"Thought you might feel a little lonely over there, Ricky-ticky," said she.

Poppy was in spirits. If she had yielded to the glad impulse of her heart, she would have stood on one foot and twirled the other over Ricky-ticky's head. But she restrained herself. Somehow, before Ricky-ticky, Poppy never played any of those tricks that delighted Mr. Pilkington and other gentlemen of her acquaintance. She merely sat on the table. She was in her ballet-dress, and before sitting on the table she arranged her red skirts over her black legs with a prodigious air of propriety. Poppy herself did not know whether this meant that she wanted Ricky-ticky to think her nice, or whether she wanted to think Ricky-ticky nice. After all, it came to the same thing; for to Poppy the peculiar charm of Ricky-ticky was his innocence.

The clock on St. Pancras church struck half-past eleven; in his hanging cage in the front room, behind his yellow gauze curtain, Poppy's canary woke out of his first sleep. He untucked his head from under his wing and chirrupped drowsily.
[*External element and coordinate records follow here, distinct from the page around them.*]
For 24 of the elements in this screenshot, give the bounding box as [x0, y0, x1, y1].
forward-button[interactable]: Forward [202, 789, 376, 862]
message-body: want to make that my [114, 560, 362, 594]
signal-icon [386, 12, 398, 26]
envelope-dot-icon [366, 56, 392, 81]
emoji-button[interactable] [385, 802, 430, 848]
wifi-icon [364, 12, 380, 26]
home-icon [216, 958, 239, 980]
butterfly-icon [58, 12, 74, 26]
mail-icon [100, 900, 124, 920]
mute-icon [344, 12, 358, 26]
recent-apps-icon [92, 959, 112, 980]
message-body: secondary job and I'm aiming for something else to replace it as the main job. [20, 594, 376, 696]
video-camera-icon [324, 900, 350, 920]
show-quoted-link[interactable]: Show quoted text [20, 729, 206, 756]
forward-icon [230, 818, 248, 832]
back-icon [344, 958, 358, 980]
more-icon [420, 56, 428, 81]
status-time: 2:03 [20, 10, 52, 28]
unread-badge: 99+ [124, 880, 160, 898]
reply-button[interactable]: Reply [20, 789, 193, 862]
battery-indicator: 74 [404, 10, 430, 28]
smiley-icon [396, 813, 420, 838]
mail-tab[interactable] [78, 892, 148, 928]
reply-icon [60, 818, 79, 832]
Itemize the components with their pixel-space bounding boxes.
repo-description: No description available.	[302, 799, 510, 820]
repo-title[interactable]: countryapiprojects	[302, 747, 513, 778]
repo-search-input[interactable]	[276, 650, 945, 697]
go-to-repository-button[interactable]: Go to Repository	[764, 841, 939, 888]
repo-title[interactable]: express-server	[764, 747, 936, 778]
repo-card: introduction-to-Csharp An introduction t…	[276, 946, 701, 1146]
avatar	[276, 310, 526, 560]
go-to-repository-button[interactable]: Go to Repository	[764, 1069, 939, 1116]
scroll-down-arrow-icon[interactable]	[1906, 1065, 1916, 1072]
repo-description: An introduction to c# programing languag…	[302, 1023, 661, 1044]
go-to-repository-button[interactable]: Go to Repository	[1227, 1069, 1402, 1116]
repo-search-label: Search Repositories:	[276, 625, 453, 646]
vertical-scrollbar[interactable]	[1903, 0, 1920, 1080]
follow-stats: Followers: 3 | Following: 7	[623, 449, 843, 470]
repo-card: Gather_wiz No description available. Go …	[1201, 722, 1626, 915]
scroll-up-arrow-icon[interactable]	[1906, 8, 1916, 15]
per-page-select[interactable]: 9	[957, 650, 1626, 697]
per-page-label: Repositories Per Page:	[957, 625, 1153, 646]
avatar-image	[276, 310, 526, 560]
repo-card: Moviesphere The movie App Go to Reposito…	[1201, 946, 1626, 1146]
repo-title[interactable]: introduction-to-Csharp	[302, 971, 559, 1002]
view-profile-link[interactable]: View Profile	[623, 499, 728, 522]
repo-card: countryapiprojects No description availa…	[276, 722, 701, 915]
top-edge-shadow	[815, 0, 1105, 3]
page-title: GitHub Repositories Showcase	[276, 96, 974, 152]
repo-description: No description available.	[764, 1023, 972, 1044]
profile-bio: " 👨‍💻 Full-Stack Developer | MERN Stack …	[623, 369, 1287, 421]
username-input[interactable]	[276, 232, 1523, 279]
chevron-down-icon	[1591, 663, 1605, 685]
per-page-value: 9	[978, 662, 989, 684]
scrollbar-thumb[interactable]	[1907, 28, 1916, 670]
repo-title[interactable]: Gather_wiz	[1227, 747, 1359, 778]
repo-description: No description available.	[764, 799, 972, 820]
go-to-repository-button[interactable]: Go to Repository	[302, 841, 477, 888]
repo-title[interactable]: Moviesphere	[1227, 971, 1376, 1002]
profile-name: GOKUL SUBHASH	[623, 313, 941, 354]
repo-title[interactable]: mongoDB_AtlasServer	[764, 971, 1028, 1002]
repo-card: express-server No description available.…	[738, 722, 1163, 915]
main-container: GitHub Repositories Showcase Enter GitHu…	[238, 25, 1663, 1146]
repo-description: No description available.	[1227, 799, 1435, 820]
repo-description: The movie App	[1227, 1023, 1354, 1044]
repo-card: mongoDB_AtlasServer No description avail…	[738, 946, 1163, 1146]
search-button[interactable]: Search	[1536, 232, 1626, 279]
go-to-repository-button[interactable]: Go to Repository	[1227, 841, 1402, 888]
"Oh, dicky," said Poppy, "it's time you were in your little bed!"

He did not take the hint. He was intent on certain movements of Poppy's fingers and the tip of her tongue concerned in the making of cigarettes.

He was gazing into her face as if it held for him the secret of the world. And that look embarrassed her. It had all the assurance of age and all the wonder of youth in it. Poppy's eyes were trained to look out for danger signals in the eyes of boys, for Poppy, according to those lights of hers, was honest. If she knew the secret of the world, she would not have told it to Ricky-ticky; he was much too young. Men, in Poppy's code of morality, were different. But this amazing, dreamy, interrogative look was not the sort of thing that Poppy was accustomed to, and for once in her life Poppy felt shy.

"I say, Rickets, there goes a quarter to twelve. Did I wake him out of his little sleep?"

Poppy talked as much to the canary as to Rickets, which made it all quite proper. As for Rickman, he talked hardly at all.

"You'll have to go in ten minutes, Rick." And by way of softening this announcement she gave him some champagne.

He had paid no attention to that hint either, being occupied with a curious phenomenon. Though Poppy was, for her, most unusually stationary, he found that it was making him slightly giddy to look at her.